INTERVIEW

独自開発と異業種との共同開発両輪で
岸 秀樹 技術・設計開発部長

技術開発面での旭コンクリート工業の強みは。

当社の技術開発は、時代のニーズに応える製品を自社で独自開発することと、異業種、とくにゼネコンとの共同による製品開発の2つを両輪として取り組んでおり、双方を継続して取り組んできたことによる蓄積が当社の強みになっていると考えている。
独自開発した製品については、日本PCボックスカルバート製品協会をはじめとした各団体の会員会社に技術信託を行っており、これらの各団体の会員会社に新しい技術を提供し続けることは業界の発展にとても重要だ。ゼネコンとの共同開発の場合は、技術力の高いゼネコンとの共同作業により当社の技術力の底上げが図れるほか、業界のPRにもつながることなどもメリットとなる。今後も独自開発と異業種との共同開発の双方に注力していきたい。

技術開発を推進するにあたって必要なことは。

新しい技術・工法を開発できたとしても、その後に実用化や事業化など様々な課題が生じてくるため、どのように技術を改善・改良していくかが重要だと思う。
また、ニーズをいち早く捉えていくことも必要だ。日本道路協会や日本下水道協会、道路プレキャストコンクリート製品技術協会(RPCA)などの規格や指針の策定・改訂内容を把握して、技術開発に生かしている。

最近の開発製品について。

近年普及が進んでいるのは、東急建設との共同開発による「PPCa(パーシャル・プレキャスト)ボックスカルバート」と独自開発した雨水貯留施設「新ボックス型アグア」だ。ともに審査機関での建設技術審査証明を取得しており、実施工での採用も着実に進んでいる。
PPCa ボックスカルバートは、現場打ちボックスカルバートの側壁と頂版を部分的にプレキャスト(PCa)部材に置き換えた製品。現場打ちの断面諸元を変更しないため構造計算の再計算が不要で、PCa 化による工期短縮も実現している。
従来技術では継手を配置できない塑性ヒンジ区間を含め、同一断面に継手を配置した場合でも耐震性を有している点が、この技術の最大の構造的特長となっている。
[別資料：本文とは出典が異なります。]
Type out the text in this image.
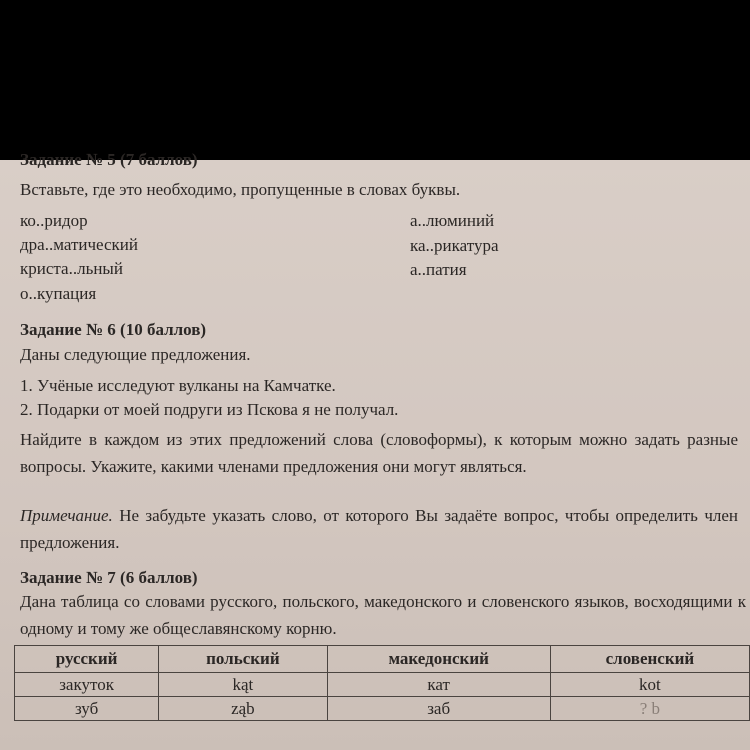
Задание № 5 (7 баллов)
Вставьте, где это необходимо, пропущенные в словах буквы.
ко..ридор
дра..матический
криста..льный
о..купация
а..люминий
ка..рикатура
а..патия
Задание № 6 (10 баллов)
Даны следующие предложения.
1. Учёные исследуют вулканы на Камчатке.
2. Подарки от моей подруги из Пскова я не получал.
Найдите в каждом из этих предложений слова (словоформы), к которым можно задать разные вопросы. Укажите, какими членами предложения они могут являться.
Примечание. Не забудьте указать слово, от которого Вы задаёте вопрос, чтобы определить член предложения.
Задание № 7 (6 баллов)
Дана таблица со словами русского, польского, македонского и словенского языков, восходящими к одному и тому же общеславянскому корню.
русский	польский	македонский	словенский
закуток	kąt	кат	kot
зуб	ząb	заб	? b
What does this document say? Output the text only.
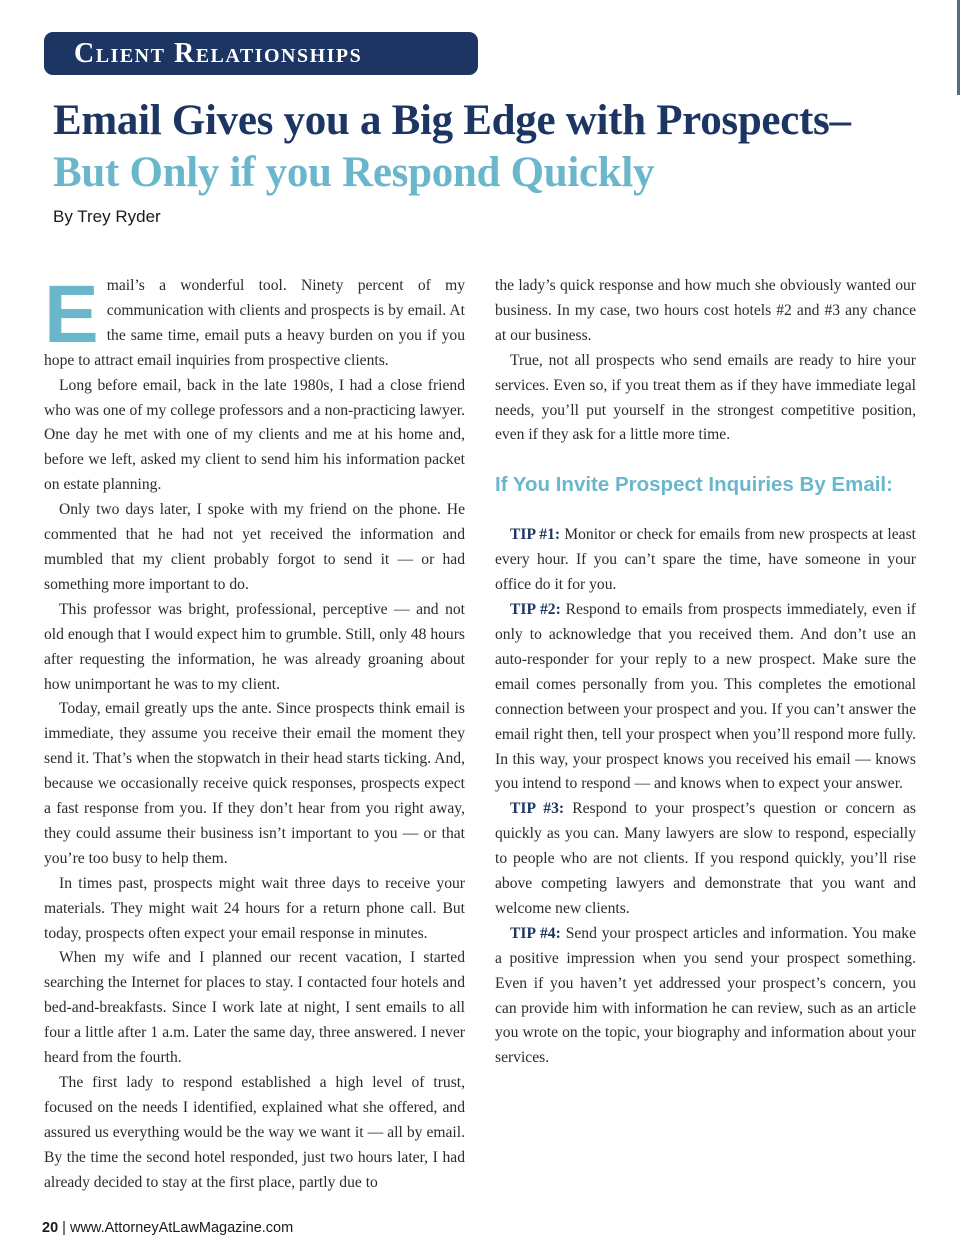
Client Relationships
Email Gives you a Big Edge with Prospects–
But Only if you Respond Quickly
By Trey Ryder

Email’s a wonderful tool. Ninety percent of my communication with clients and prospects is by email. At the same time, email puts a heavy burden on you if you hope to attract email inquiries from prospective clients.

Long before email, back in the late 1980s, I had a close friend who was one of my college professors and a non-practicing lawyer. One day he met with one of my clients and me at his home and, before we left, asked my client to send him his information packet on estate planning.

Only two days later, I spoke with my friend on the phone. He commented that he had not yet received the information and mumbled that my client probably forgot to send it — or had something more important to do.

This professor was bright, professional, perceptive — and not old enough that I would expect him to grumble. Still, only 48 hours after requesting the information, he was already groaning about how unimportant he was to my client.

Today, email greatly ups the ante. Since prospects think email is immediate, they assume you receive their email the moment they send it. That’s when the stopwatch in their head starts ticking. And, because we occasionally receive quick responses, prospects expect a fast response from you. If they don’t hear from you right away, they could assume their business isn’t important to you — or that you’re too busy to help them.

In times past, prospects might wait three days to receive your materials. They might wait 24 hours for a return phone call. But today, prospects often expect your email response in minutes.

When my wife and I planned our recent vacation, I started searching the Internet for places to stay. I contacted four hotels and bed-and-breakfasts. Since I work late at night, I sent emails to all four a little after 1 a.m. Later the same day, three answered. I never heard from the fourth.

The first lady to respond established a high level of trust, focused on the needs I identified, explained what she offered, and assured us everything would be the way we want it — all by email. By the time the second hotel responded, just two hours later, I had already decided to stay at the first place, partly due to

the lady’s quick response and how much she obviously wanted our business. In my case, two hours cost hotels #2 and #3 any chance at our business.

True, not all prospects who send emails are ready to hire your services. Even so, if you treat them as if they have immediate legal needs, you’ll put yourself in the strongest competitive position, even if they ask for a little more time.

If You Invite Prospect Inquiries By Email:

TIP #1: Monitor or check for emails from new prospects at least every hour. If you can’t spare the time, have someone in your office do it for you.

TIP #2: Respond to emails from prospects immediately, even if only to acknowledge that you received them. And don’t use an auto-responder for your reply to a new prospect. Make sure the email comes personally from you. This completes the emotional connection between your prospect and you. If you can’t answer the email right then, tell your prospect when you’ll respond more fully. In this way, your prospect knows you received his email — knows you intend to respond — and knows when to expect your answer.

TIP #3: Respond to your prospect’s question or concern as quickly as you can. Many lawyers are slow to respond, especially to people who are not clients. If you respond quickly, you’ll rise above competing lawyers and demonstrate that you want and welcome new clients.

TIP #4: Send your prospect articles and information. You make a positive impression when you send your prospect something. Even if you haven’t yet addressed your prospect’s concern, you can provide him with information he can review, such as an article you wrote on the topic, your biography and information about your services.

20 | www.AttorneyAtLawMagazine.com
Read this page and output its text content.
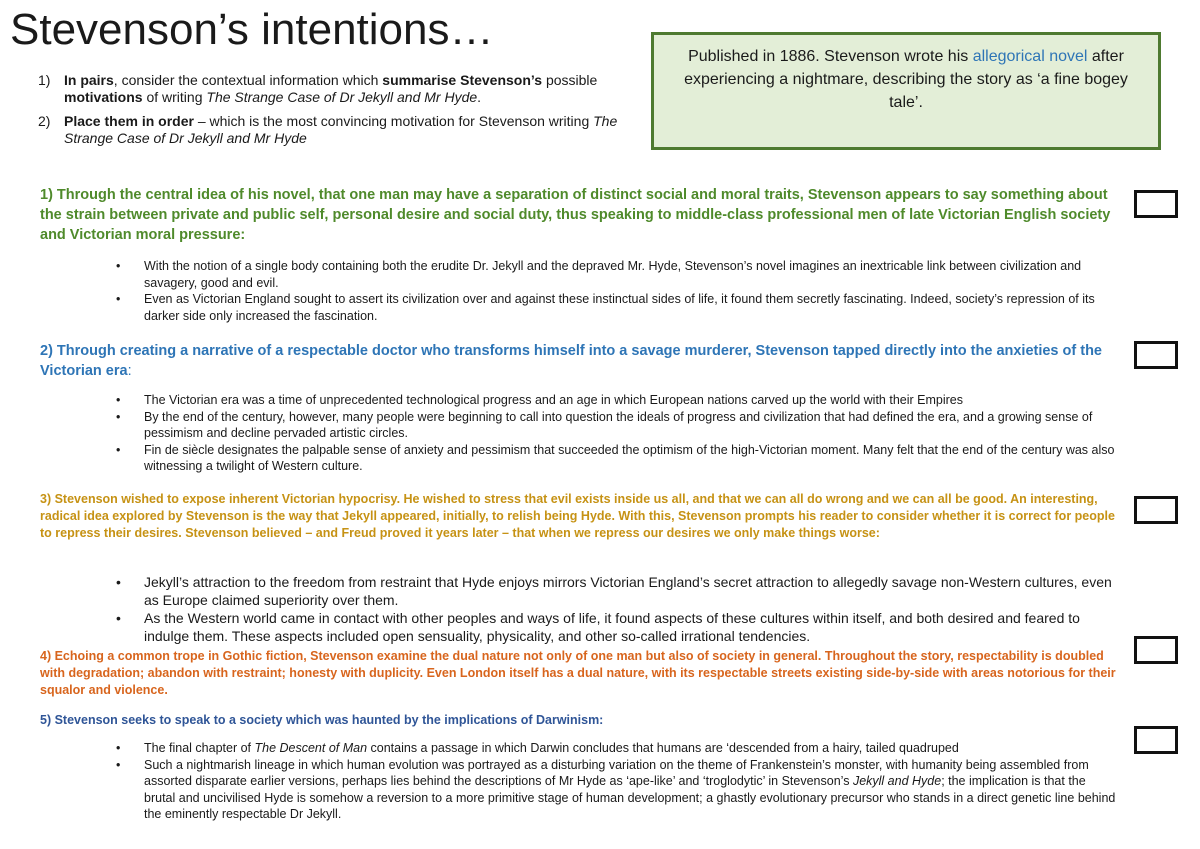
Stevenson’s intentions…
1) In pairs, consider the contextual information which summarise Stevenson’s possible motivations of writing The Strange Case of Dr Jekyll and Mr Hyde.
2) Place them in order – which is the most convincing motivation for Stevenson writing The Strange Case of Dr Jekyll and Mr Hyde
Published in 1886. Stevenson wrote his allegorical novel after experiencing a nightmare, describing the story as ‘a fine bogey tale’.
1) Through the central idea of his novel, that one man may have a separation of distinct social and moral traits, Stevenson appears to say something about the strain between private and public self, personal desire and social duty, thus speaking to middle-class professional men of late Victorian English society and Victorian moral pressure:
• With the notion of a single body containing both the erudite Dr. Jekyll and the depraved Mr. Hyde, Stevenson’s novel imagines an inextricable link between civilization and savagery, good and evil.
• Even as Victorian England sought to assert its civilization over and against these instinctual sides of life, it found them secretly fascinating. Indeed, society’s repression of its darker side only increased the fascination.
2) Through creating a narrative of a respectable doctor who transforms himself into a savage murderer, Stevenson tapped directly into the anxieties of the Victorian era:
• The Victorian era was a time of unprecedented technological progress and an age in which European nations carved up the world with their Empires
• By the end of the century, however, many people were beginning to call into question the ideals of progress and civilization that had defined the era, and a growing sense of pessimism and decline pervaded artistic circles.
• Fin de siècle designates the palpable sense of anxiety and pessimism that succeeded the optimism of the high-Victorian moment. Many felt that the end of the century was also witnessing a twilight of Western culture.
3) Stevenson wished to expose inherent Victorian hypocrisy. He wished to stress that evil exists inside us all, and that we can all do wrong and we can all be good. An interesting, radical idea explored by Stevenson is the way that Jekyll appeared, initially, to relish being Hyde. With this, Stevenson prompts his reader to consider whether it is correct for people to repress their desires. Stevenson believed – and Freud proved it years later – that when we repress our desires we only make things worse:
• Jekyll’s attraction to the freedom from restraint that Hyde enjoys mirrors Victorian England’s secret attraction to allegedly savage non-Western cultures, even as Europe claimed superiority over them.
• As the Western world came in contact with other peoples and ways of life, it found aspects of these cultures within itself, and both desired and feared to indulge them. These aspects included open sensuality, physicality, and other so-called irrational tendencies.
4) Echoing a common trope in Gothic fiction, Stevenson examine the dual nature not only of one man but also of society in general. Throughout the story, respectability is doubled with degradation; abandon with restraint; honesty with duplicity. Even London itself has a dual nature, with its respectable streets existing side-by-side with areas notorious for their squalor and violence.
5) Stevenson seeks to speak to a society which was haunted by the implications of Darwinism:
• The final chapter of The Descent of Man contains a passage in which Darwin concludes that humans are ‘descended from a hairy, tailed quadruped
• Such a nightmarish lineage in which human evolution was portrayed as a disturbing variation on the theme of Frankenstein’s monster, with humanity being assembled from assorted disparate earlier versions, perhaps lies behind the descriptions of Mr Hyde as ‘ape-like’ and ‘troglodytic’ in Stevenson’s Jekyll and Hyde; the implication is that the brutal and uncivilised Hyde is somehow a reversion to a more primitive stage of human development; a ghastly evolutionary precursor who stands in a direct genetic line behind the eminently respectable Dr Jekyll.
PPCa ボックスカルバートは昨年に初めて渋谷駅周辺の地下道工事で採用された。

CIM(3D 図面、3D プリンタ)を駆使しながら机上で施工方法を検討し、試験施工で検証、課題の抽出、解決、を繰り返し実施したものの、実際に施工してみると課題が生じ、解決に苦慮することもあったが、製造部門、施工部門をはじめ他部門との連携により無事に完了することができた。
あらゆる観点から課題を最小限に抑えるためにも、今後も他部門と密接に連携して開発に取り組んでいきたい。
技術開発の成果は、普及・活用されることが重要だ。PPCaボックスカルバートも東急建設や当社だけでなく様々な現場で活用できる体制を整えるとともに、様々な指針類に掲載されるよう、適用範囲が拡大できればと考えている。

今後の技術開発の方向性について。

防災・減災、国土強靭化といった観点から維持管理に注目が集まっている。新規に開発した製品についても維持管理方法や耐久性が問われるようになってきた。当社はボックスカルバートの技術を応用した様々な製品を開発してきたが、これらの維持管理を含めた品質管理方法をテーマに技術を改良・改善し、品質向上に努めるとともに、維持管理方法の提案を行っていきたい。
ボックスカルバートは下水道分野などで減少傾向にあるものの、道路分野の大型ボックスカルバートの需要は今後も見込めると考えている。大型ボックスカルバートは現場打ちで発注されることがほとんどで、プレキャスト(PCa)化を提案する余地は大いにある。ゼネコンもPCa 化について注目している状況にあることから、引き続き、当社の強みを生かしたボックスカルバート製品の開発に取り組んでいきたい。
また、建築分野も PCa 化が進みつつあることから、こうした分野でも当社の技術を生かせるのではないかと考えている。